10th Street Condominiums
New York, New York

Schematic Design 2008

Design Team
Brian Messana, Toby O’Rorke, Anita Bahmüller, Benedikt Eckert, Christopher Biggin, Gabriel Benarrous, Kosh Kar

The building is located on a busy intersection, in the highly dense neighborhood of the East Village in New York City. The premise of the design was to create a residential building with a transparent glass skin that allowed visibility out towards the city yet protect from direct views into the individual apartments. This was accomplished by creating vertical stainless steel fins that are centered every two feet and extend perpendicular from the glass out from the building 12”. This assembly allows for views in or out of the building, creating very specific and directed views. The fins are polished stainless steel on one side and brushed stainless steel on the other. The polished side adds dimension and depth of visual space.

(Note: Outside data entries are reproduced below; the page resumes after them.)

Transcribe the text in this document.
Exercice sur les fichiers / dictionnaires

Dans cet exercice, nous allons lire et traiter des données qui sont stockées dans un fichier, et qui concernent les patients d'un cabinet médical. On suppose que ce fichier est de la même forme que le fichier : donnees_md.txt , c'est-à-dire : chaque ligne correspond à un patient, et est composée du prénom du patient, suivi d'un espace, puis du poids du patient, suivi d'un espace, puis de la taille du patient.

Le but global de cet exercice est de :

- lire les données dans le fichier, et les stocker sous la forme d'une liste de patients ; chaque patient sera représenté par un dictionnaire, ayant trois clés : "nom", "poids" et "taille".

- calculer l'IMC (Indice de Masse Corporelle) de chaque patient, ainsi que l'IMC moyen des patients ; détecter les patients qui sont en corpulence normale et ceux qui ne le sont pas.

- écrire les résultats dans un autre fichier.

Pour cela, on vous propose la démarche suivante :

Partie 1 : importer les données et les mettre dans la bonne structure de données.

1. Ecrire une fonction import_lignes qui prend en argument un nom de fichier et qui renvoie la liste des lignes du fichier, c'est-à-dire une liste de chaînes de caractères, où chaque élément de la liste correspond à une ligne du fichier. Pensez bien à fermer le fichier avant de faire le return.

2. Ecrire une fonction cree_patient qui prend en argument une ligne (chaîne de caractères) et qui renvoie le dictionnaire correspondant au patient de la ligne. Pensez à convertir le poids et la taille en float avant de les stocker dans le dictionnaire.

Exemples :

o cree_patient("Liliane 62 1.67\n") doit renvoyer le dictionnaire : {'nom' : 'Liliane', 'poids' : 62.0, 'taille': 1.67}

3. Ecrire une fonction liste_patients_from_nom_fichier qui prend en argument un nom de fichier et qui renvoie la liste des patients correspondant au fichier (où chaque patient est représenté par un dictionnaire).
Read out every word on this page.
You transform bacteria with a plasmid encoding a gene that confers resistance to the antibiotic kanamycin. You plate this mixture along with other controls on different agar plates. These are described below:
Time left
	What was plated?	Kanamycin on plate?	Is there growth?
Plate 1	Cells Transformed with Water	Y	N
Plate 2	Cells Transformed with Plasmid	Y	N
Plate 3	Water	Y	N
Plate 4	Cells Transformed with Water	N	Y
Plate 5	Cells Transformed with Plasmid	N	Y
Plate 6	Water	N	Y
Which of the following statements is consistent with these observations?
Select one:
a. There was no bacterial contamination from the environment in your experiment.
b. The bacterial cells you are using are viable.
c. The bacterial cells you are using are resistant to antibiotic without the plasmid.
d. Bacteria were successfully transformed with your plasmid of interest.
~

The program is divided into three components: hospitality on the ground floor, seven full floor residential condominiums and a communal gym and outdoor garden on the roof top. A Japanese restaurant and sushi bar was designed for Hasaki Restaurant on the ground floor with seating for sixty two patrons; the kitchen is in the cellar with separate exterior access. The sushi bar which is a polished stainless steel object sliced in two with white light emanating from the top and the surface of the bar is the focal point of the space. A back drop to the restaurant is a dynamic moving image which is constantly updated and made of LED. The full floor apartments were designed to have the main living spaces on the North East Corner of the building with views toward the Empire State building and Midtown Manhattan. The wedge shaped nature of the site provided the opportunity for an axial plan running East West down 10th Street; the three bedrooms were planned along this axis. The vertical fins of the exterior continue up above the apartment levels to enclose the communal roof terrace and garden; a pavilion at this level provides space for a communal gym.